Из чего следует: заблуждения (ереси) он признал, раскаялся, готов встретить свою участь и рассчитывает на снисхождение.
Очень хорошо — в таких случаях обвиняемые относительно легко отделывались, вспомним недавний пример с Галилеем. Максимум, что грозило Джордано Бруно после признания вины, — ссылка в отдаленный монастырь, покаяние на хлебе и воде, а в самом неприятном случае — длительное заключение в тюрьме.
Однако от судьбы не уйдешь. Поскольку дело рассматривалось в наиболее высокой инстанции Венецианской республики, бумаги (скорее всего, с уже готовым приговором) отослали в Рим на утверждение — местная инквизиция явно пребывала в сомнениях.
В середине сентября из Ватикана внезапно приходит грозная бумага с внушительными печатями и подписями: незамедлительно выдать Джордано из Нолы папской инквизиции для продолжения расследования.
Через несколько месяцев, пока утрясались бюрократические вопросы, Бруно перевозят в Рим, где им вплотную начинают заниматься столь высокопоставленные персоны, как кардинал Беллармино.
Означало это лишь одно: Апостольский престол увидел в Бруно или немалую опасность, или доселе неизученный, не встречавшийся прежде феномен. А возможно, то и другое вместе.
Что происходило дальше, мы не знаем — сведения крайне отрывочны, документы по делу отсутствуют (или еще не рассекречены Ватиканом). Но срок заключения в Риме превосходил все разумные пределы, шесть с небольшим лет. Реконструировать ход процесса над Джордано Бруно мы не можем, а имеющиеся косвенные данные (например, письма обращенного в католицизм протестанта Гаспара Шоппа) не дают полной картины — якобы римским теологам несколько раз удавалось убедить Бруно в ложности его идей, но он или переназначал сроки торжественного «отречения от ересей» или вновь начинал отстаивать свою точку зрения, отчего диспуты приходилось начинать сначала.
Скелет и монах.
Как было сказано выше, восемь пунктов обвинения, по которым был вынесен смертный приговор, нам неизвестны. Остаются предположения из которых наиболее верными представляются три пункта.

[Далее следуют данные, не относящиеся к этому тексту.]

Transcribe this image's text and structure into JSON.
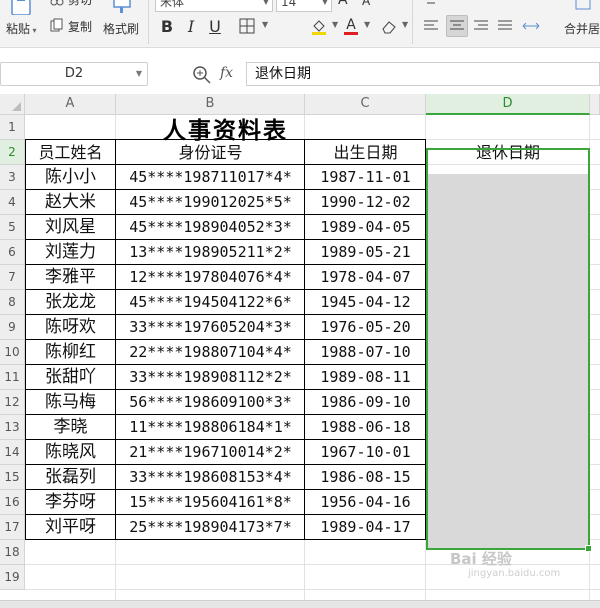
{
  "ribbon": {
    "paste_label": "粘贴",
    "cut_label": "剪切",
    "copy_label": "复制",
    "format_painter_label": "格式刷",
    "font_name": "宋体",
    "font_size": "14",
    "bold": "B",
    "italic": "I",
    "underline": "U",
    "font_color_letter": "A",
    "merge_center_label": "合并居"
  },
  "formula_bar": {
    "cell_ref": "D2",
    "fx_label": "fx",
    "formula": "退休日期"
  },
  "sheet": {
    "columns": [
      "A",
      "B",
      "C",
      "D"
    ],
    "selected_column": "D",
    "rows": [
      "1",
      "2",
      "3",
      "4",
      "5",
      "6",
      "7",
      "8",
      "9",
      "10",
      "11",
      "12",
      "13",
      "14",
      "15",
      "16",
      "17",
      "18",
      "19"
    ],
    "title": "人事资料表",
    "headers": [
      "员工姓名",
      "身份证号",
      "出生日期",
      "退休日期"
    ],
    "records": [
      {
        "name": "陈小小",
        "id": "45****198711017*4*",
        "birth": "1987-11-01"
      },
      {
        "name": "赵大米",
        "id": "45****199012025*5*",
        "birth": "1990-12-02"
      },
      {
        "name": "刘风星",
        "id": "45****198904052*3*",
        "birth": "1989-04-05"
      },
      {
        "name": "刘莲力",
        "id": "13****198905211*2*",
        "birth": "1989-05-21"
      },
      {
        "name": "李雅平",
        "id": "12****197804076*4*",
        "birth": "1978-04-07"
      },
      {
        "name": "张龙龙",
        "id": "45****194504122*6*",
        "birth": "1945-04-12"
      },
      {
        "name": "陈呀欢",
        "id": "33****197605204*3*",
        "birth": "1976-05-20"
      },
      {
        "name": "陈柳红",
        "id": "22****198807104*4*",
        "birth": "1988-07-10"
      },
      {
        "name": "张甜吖",
        "id": "33****198908112*2*",
        "birth": "1989-08-11"
      },
      {
        "name": "陈马梅",
        "id": "56****198609100*3*",
        "birth": "1986-09-10"
      },
      {
        "name": "李晓",
        "id": "11****198806184*1*",
        "birth": "1988-06-18"
      },
      {
        "name": "陈晓风",
        "id": "21****196710014*2*",
        "birth": "1967-10-01"
      },
      {
        "name": "张磊列",
        "id": "33****198608153*4*",
        "birth": "1986-08-15"
      },
      {
        "name": "李芬呀",
        "id": "15****195604161*8*",
        "birth": "1956-04-16"
      },
      {
        "name": "刘平呀",
        "id": "25****198904173*7*",
        "birth": "1989-04-17"
      }
    ]
  },
  "watermark": {
    "text": "Bai 经验",
    "sub": "jingyan.baidu.com"
  },
  "colors": {
    "selection": "#3aa53a",
    "retire_fill": "#d9d9d9"
  }
}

1. Впадение в язычество — то есть герметическая теория Бруно об «одушевленности» всего сущего, планет, светил и материи и, как следствие, отрицание Господа Бога как Творца и Вседержителя. Для язычника дохристианской эпохи весь материальный мир был также одушевлен: созвездие такое-то — это нимфа такая-то, у каждого водопада, камня, дерева или горы есть свой дух-покровитель и т. д. Фактически Бруно излагал ровно то же самое, только более изощренным языком.
2. Манихейские и неокатарские мотивы. Двойственность истины — от разума и от веры, примат духа над изначально грешной и сотворенной во зло материей. Сиречь телесное воплощение Христа однозначно является злом. Манихейство еще со времен альбигойских войн считалось гнуснейшей и опаснейшей ересью, а если оно входило в «религиозную миссию», в которую искренне верил Джордано Бруно, готовившийся нести через нее «свет истины», то приговор не мог стать иным.
3. Повторное впадение в ересь после раскаяния и отречения от заблуждений: такое не прощалось.
Сожгли этого «жонглера и непоседу» 17 февраля 1600 года в Риме, на Кампо дей Фьори. После чего про Бруно люди накрепко забыли на двести пятьдесят лет — нет никаких свидетельств о том, что его книги и учение хоть как-то повлияли на дальнейшее развитие науки, философии и даже герметики.
Нервический маг выпадает из истории цивилизации на несколько столетий, чтобы вернуться в виде героизированного и слащавого мифа о невинной жертве клерикалов и удивительном гении, павшем во имя прогресса…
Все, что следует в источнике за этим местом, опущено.